Vor ein paar Tagen konnte Manahel al-Otaibi ihrer Familie mitteilen, dass für den 25. Juni 2025 ein neuer Verhandlungstermin vor dem Sonderstrafgericht (SCC) angesetzt worden war. Das SCC wurde eingerichtet, um terrorismusbezogene Straftaten nach saudischem Recht zu verfolgen. Das Gericht führt grob unfaire Verfahren durch und verhängt jahrzehntelange Haftstrafen sowie Todesurteile für Menschen, die allein wegen ihrer Meinungsäusserung in Haft sind.
Am 9. Januar 2024 verurteilte das Sonderstrafgericht SCC Manahel al-Otaibi wegen «terroristischer Straftaten» zu elf Jahren Gefängnis, nachdem sie in einem Geheimverfahren gemäss der Paragrafen 43 und 44 des Gesetzes zur Bekämpfung des Terrorismus und seiner Finanzierung für schuldig befunden worden war.

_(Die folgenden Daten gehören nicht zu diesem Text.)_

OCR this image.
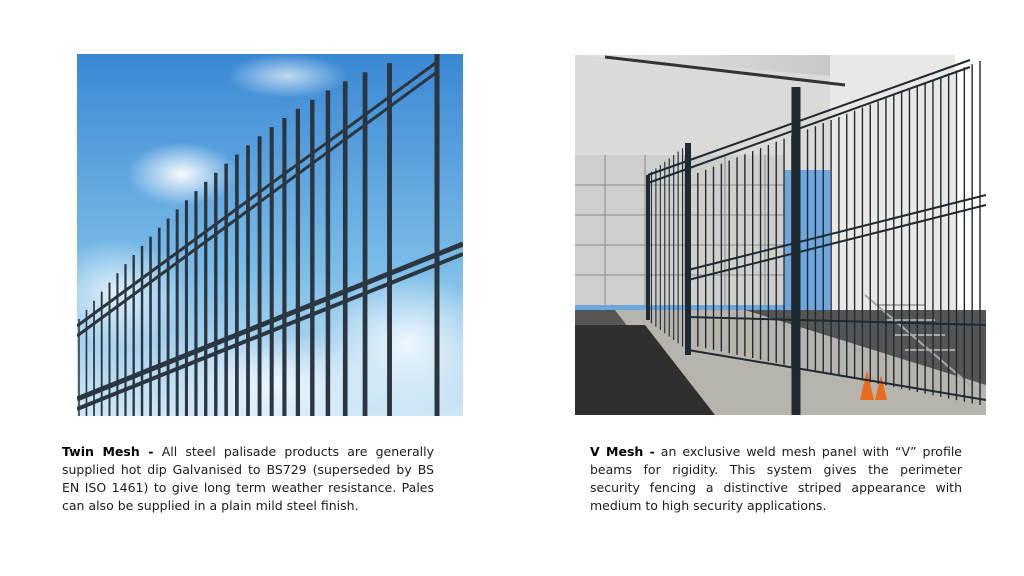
Twin Mesh - All steel palisade products are generally supplied hot dip Galvanised to BS729 (superseded by BS EN ISO 1461) to give long term weather resistance. Pales can also be supplied in a plain mild steel finish.
V Mesh - an exclusive weld mesh panel with “V” profile beams for rigidity. This system gives the perimeter security fencing a distinctive striped appearance with medium to high security applications.
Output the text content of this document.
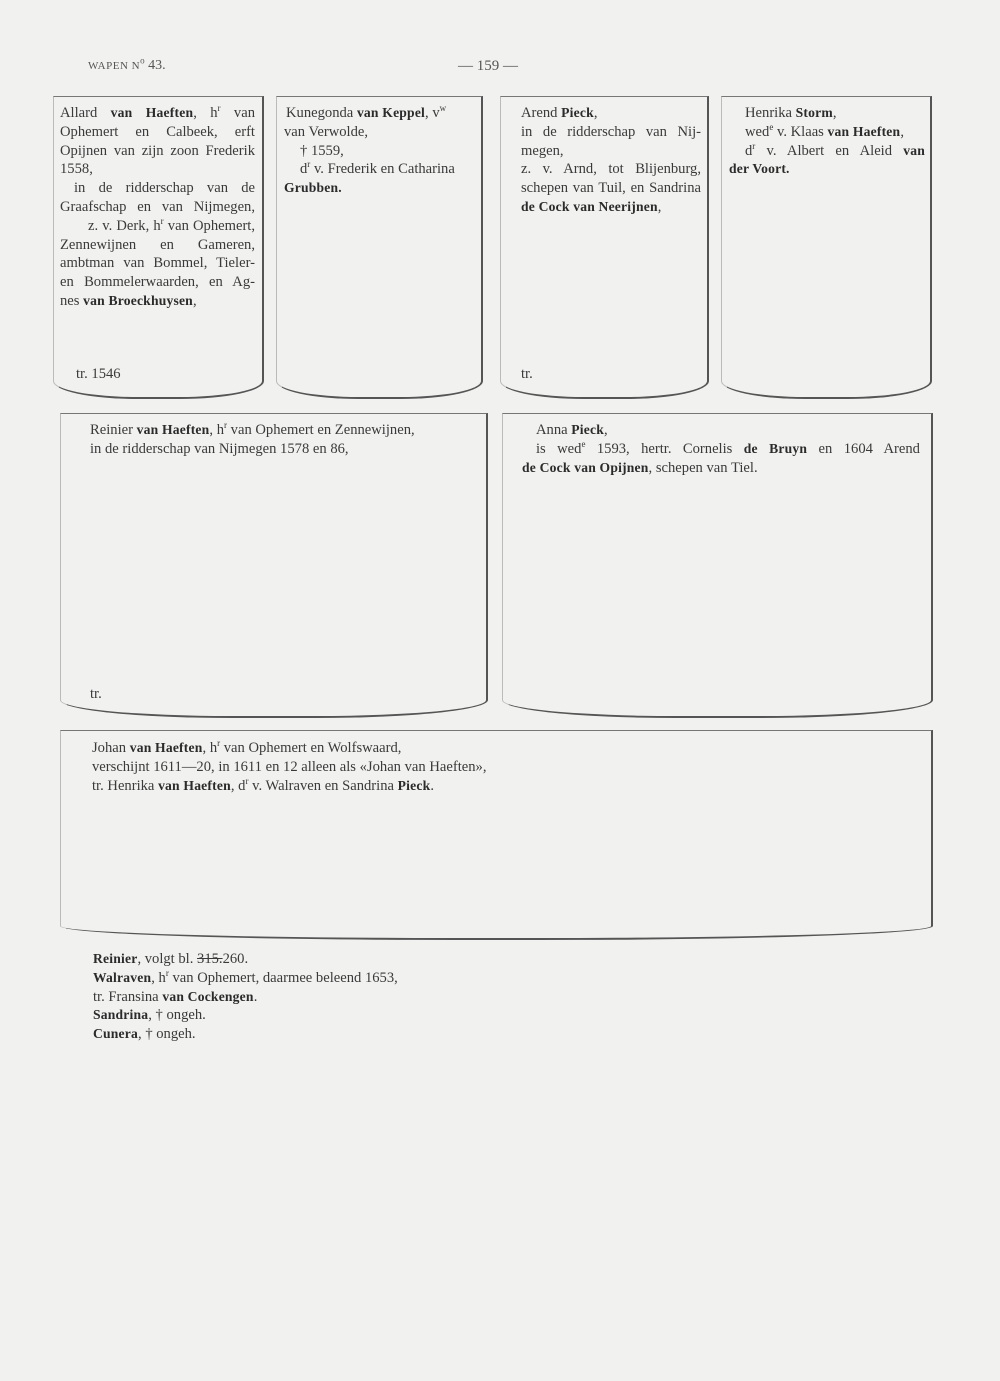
WAPEN $N^o$ 43.	— 159 —
Allard van Haeften, $h^r$ van
Ophemert en Calbeek, erft
Opijnen van zijn zoon Frederik
1558,
in de ridderschap van de
Graafschap en van Nijmegen,
z. v. Derk, $h^r$ van Ophemert,
Zennewijnen en Gameren,
ambtman van Bommel, Tieler-
en Bommelerwaarden, en Ag-
nes van Broeckhuysen,
tr. 1546
Kunegonda van Keppel, $v^w$
van Verwolde,
† 1559,
$d^r$ v. Frederik en Catharina
Grubben.
Arend Pieck,
in de ridderschap van Nij-
megen,
z. v. Arnd, tot Blijenburg,
schepen van Tuil, en Sandrina
de Cock van Neerijnen,
tr.
Henrika Storm,
wed$^e$ v. Klaas van Haeften,
$d^r$ v. Albert en Aleid van
der Voort.
Reinier van Haeften, $h^r$ van Ophemert en Zennewijnen,
in de ridderschap van Nijmegen 1578 en 86,
tr.
Anna Pieck,
is wed$^e$ 1593, hertr. Cornelis de Bruyn en 1604 Arend
de Cock van Opijnen, schepen van Tiel.
Johan van Haeften, $h^r$ van Ophemert en Wolfswaard,
verschijnt 1611—20, in 1611 en 12 alleen als «Johan van Haeften»,
tr. Henrika van Haeften, $d^r$ v. Walraven en Sandrina Pieck.
Reinier, volgt bl. 315.260.
Walraven, $h^r$ van Ophemert, daarmee beleend 1653,
tr. Fransina van Cockengen.
Sandrina, † ongeh.
Cunera, † ongeh.
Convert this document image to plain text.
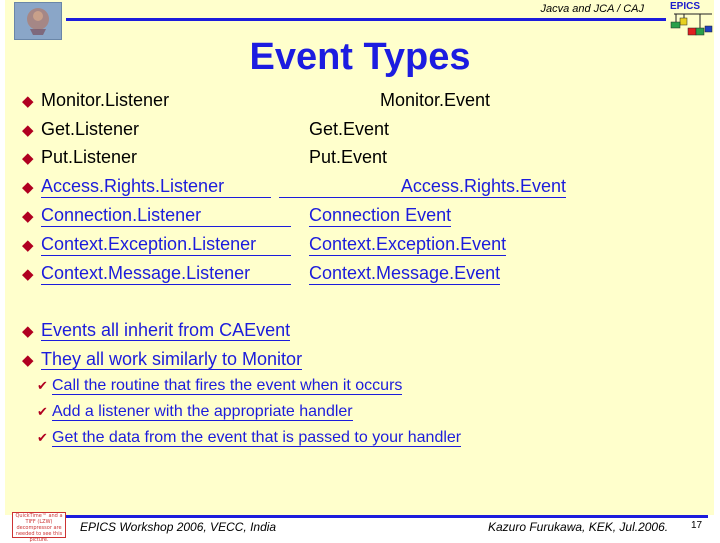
Jacva and JCA / CAJ	EPICS
Event Types
◆ Monitor.Listener	Monitor.Event
◆ Get.Listener	Get.Event
◆ Put.Listener	Put.Event
◆ Access.Rights.Listener	Access.Rights.Event
◆ Connection.Listener	Connection Event
◆ Context.Exception.Listener	Context.Exception.Event
◆ Context.Message.Listener	Context.Message.Event
◆ Events all inherit from CAEvent
◆ They all work similarly to Monitor
✔ Call the routine that fires the event when it occurs
✔ Add a listener with the appropriate handler
✔ Get the data from the event that is passed to your handler
QuickTime™ and a TIFF (LZW) decompressor are needed to see this picture.
EPICS Workshop 2006, VECC, India	Kazuro Furukawa, KEK, Jul.2006. 17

Die Familie von Manahel al-Otaibi hat keinen Zugang zu ihren Gerichtsunterlagen oder den gegen sie vorgelegten Beweisen. Da die Behörden den Kontakt von Manahel al-Otaibi mit ihrer Familie einschränken und sie überwachen, konnte sie ihnen auch keine Einzelheiten über das Gerichtsverfahren mitteilen.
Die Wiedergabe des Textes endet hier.